Vaadin Flow / Spring Boot - Using @Autowired in Components

Hi everyone,

let’s say I have a MainView which looks like this

@Route("")
public class MainView extends VerticalLayout {

	private final MyService myService;
	private final MyOtherService myOtherService;
	
	public MainView(@Autowired MyService myService,
					@Autowired MyOtherService myOtherService) {
		this.myService = myService;
		this.myOtherService = myOtherService;
	}
	 // some methods
}

and a custom component which looks like this

public class MyComponent extends Component {
	// constructor and fields abbreviated
	
	public void doSomething() {
		myService.fetch();
		myOtherService.fetch();
	}
}

I’ve been using Vaadin Flow and Spring for a while, but still haven’t quite figured out what’s the preferred way to access a Spring bean (like a service class) inside a Vaadin Component. Do I have to inject it/them as a parameter every time I instantiate a component in my MainView?

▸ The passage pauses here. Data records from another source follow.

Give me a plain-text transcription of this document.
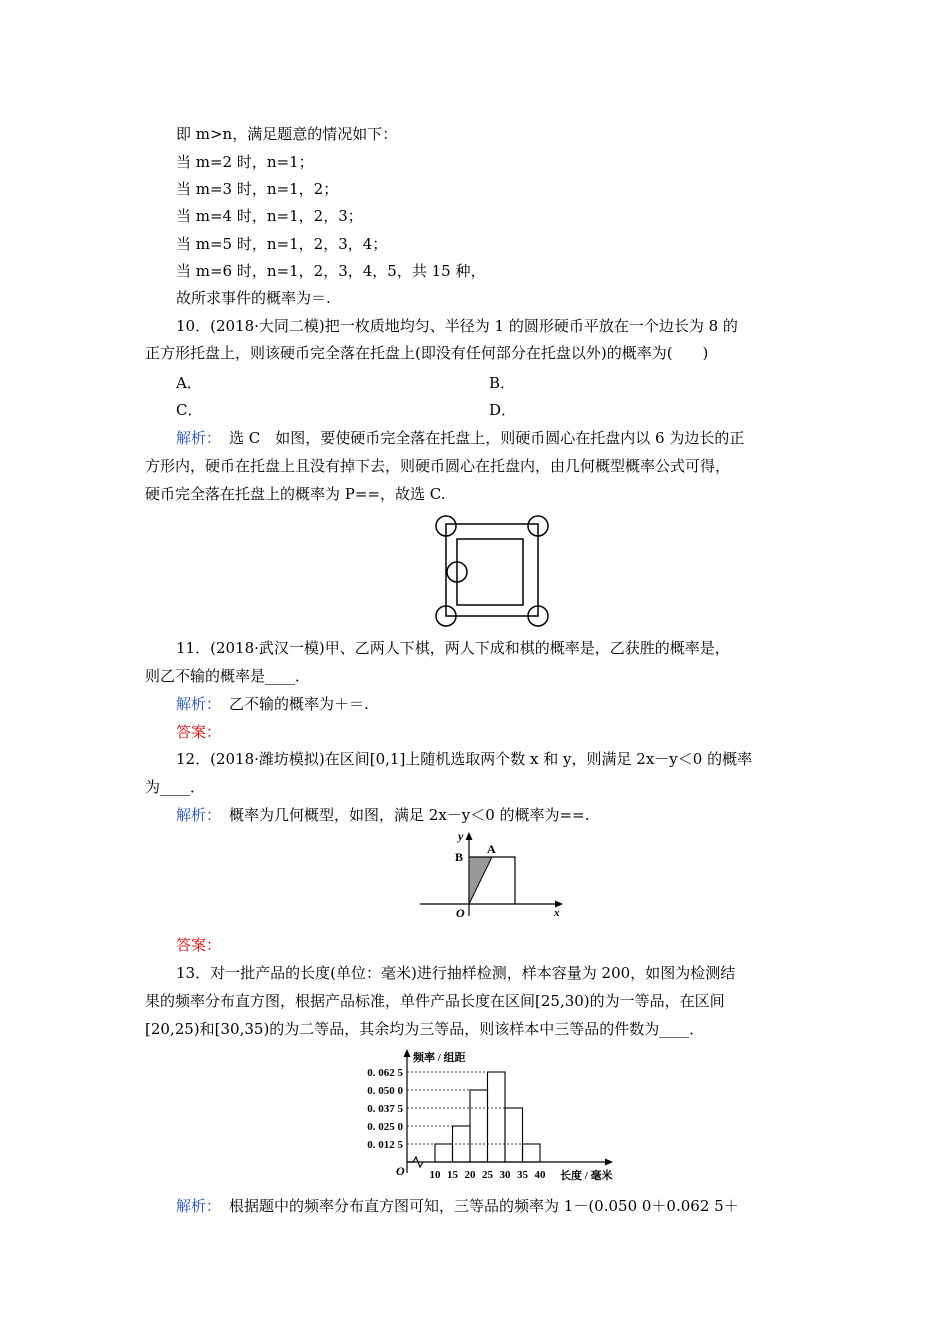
即 m>n，满足题意的情况如下：
当 m=2 时，n=1；
当 m=3 时，n=1，2；
当 m=4 时，n=1，2，3；
当 m=5 时，n=1，2，3，4；
当 m=6 时，n=1，2，3，4，5，共 15 种，
故所求事件的概率为＝.
10．(2018·大同二模)把一枚质地均匀、半径为 1 的圆形硬币平放在一个边长为 8 的
正方形托盘上，则该硬币完全落在托盘上(即没有任何部分在托盘以外)的概率为(　　)
A．	B．
C．	D．
选 C　如图，要使硬币完全落在托盘上，则硬币圆心在托盘内以 6 为边长的正
方形内，硬币在托盘上且没有掉下去，则硬币圆心在托盘内，由几何概型概率公式可得，
硬币完全落在托盘上的概率为 P==，故选 C.
11．(2018·武汉一模)甲、乙两人下棋，两人下成和棋的概率是，乙获胜的概率是，
则乙不输的概率是____．
乙不输的概率为＋＝.
12．(2018·潍坊模拟)在区间[0,1]上随机选取两个数 x 和 y，则满足 2x－y＜0 的概率
为____．
概率为几何概型，如图，满足 2x－y＜0 的概率为==.
13．对一批产品的长度(单位：毫米)进行抽样检测，样本容量为 200，如图为检测结
果的频率分布直方图，根据产品标准，单件产品长度在区间[25,30)的为一等品，在区间
[20,25)和[30,35)的为二等品，其余均为三等品，则该样本中三等品的件数为____．
根据题中的频率分布直方图可知，三等品的频率为 1－(0.050 0＋0.062 5＋
解析：
解析：
答案：
解析：
答案：
解析：
y
B
A
O	x
0. 062 5
0. 050 0
0. 037 5
0. 025 0
0. 012 5
10 15 20 25 30 35 40
频率 / 组距
长度 / 毫米
O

MyComponent myComponent = new MyComponent(myService, myOtherService);

Or is there a better way, like autowiring / injecting it directly inside the MyComponent class?

Any help is much appreciated.

Kind regards,
David

You can create a fields in MyComponent and annotate them with @Autowired. But then, you cannot use them in the constructor yet (they would be null at ctor time (except if you annotate the ctor with @Autowired)). But they are available if your eg. create a method and annotate it with @PostConstruct (that method will be run after dependencies are injected).

@Route("")
public class MainView extends VerticalLayout {

	@Autowired
	private /* not final! */ MyService myService;
	
	@Autowired
	private /* not final! */ MyOtherService myOtherService;
	
	public MainView() {
		/* can be empty now */
	}
	
	@PostConstruct
	public void init() {
		myService.foo(...);
		myOtherService.bar(...);
	}
	 
}

T.

What Thomas did was switch from constructor injection to field injection. Both ways work, and it doesn’t answer the posed question.

Any Object that you instantiate using the new Syntax can not contain any autowirings (neither constructor- nor field injection). Because the views are managed by spring (correct me if I’m wrong. At least you never do new MainView() in your project), you can autowire spring-components within your Views. This is the place where you inject ALL Spring components that you will use within that view. If those spring-components are not used directly in the view itself but in a (Vaadin) Component within, like MyComponent, then you will have to pass the spring-components as parameters, just like you did.

Hi All,

The way I do it, specifically for my JPA repositories is create a @Service class that has all the repositories @Autowired. Then in the @Route views I @Autowired inject the service class and pass that class to any components that get created with the new syntax.

I also make the @Autowired repositories public in the @Service class, so I can just call service.customerRepo.save(<>) etc. (not sure if thats the best practise… :slight_smile: )

Hope that makes sense.

S.

Unfortunately, autowiring services into views doesn’t seem like a best practice, considering that your UI will no longer be serializable and therefore the session can no longer be persisted. I.e. your UI cannot survive a server restart or cannot be migrated in a high availability setup.
So it’s better to never save a reference to any services in your Components and use a utility method like this to access them:

public class Service
{
  public static <T> T get(Class<T> serviceType)
  {
    return WebApplicationContextUtils
        .getWebApplicationContext(VaadinServlet.getCurrent().getServletContext())
        .getBean(serviceType);
  }
}

Unless someone has found some Spring magic that somehow avoids that serialization issue.

I really, really like Patrick’s answer because that’d make it super easy to use any Spring Service in Vaadin Components.

But I am wondering, is there anything that speaks against using it?
Thinking about Session and UI Scopes here.

David M:
I really, really like Patrick’s answer because that’d make it super easy to use any Spring Service in Vaadin Components.

But I am wondering, is there anything that speaks against using it?
Thinking about Session and UI Scopes here.

In the meantime I actually did find some Spring magic that lets one keep autowiring (including the use of qualifiers) while avoiding the serialization issue, by injecting service references instead of the services directly.

So instead of

@Autowired
private MyService myService;

...

myService.doStuff();

you’d write

@Autowired
private ServiceRef<MyService> myService;

...

myService.get().doStuff();

Internally it uses the snippet from above, so it’s mostly a pretty DI wrapper around that. Although the option for a static method call in Components where no DI is possible, is still there.

I had this lying around for a few months and your post triggered me to finally [publish it as an add-on]
(https://vaadin.com/directory/component/serializable-service-references-for-vaadin-flow). So check it out if you’re interested :slight_smile:

As to your question: What specifically are you worried about when retrieving your services in this way? The only limit I can see is that VaadinServlet.getCurrent() needs to be called in either a Vaadin request thread or within UI#access(…) for it to work. But that doesn’t seem too bad of a restriction to me.

That looks great, thanks a lot!

You literally saved my day. Thank you very much!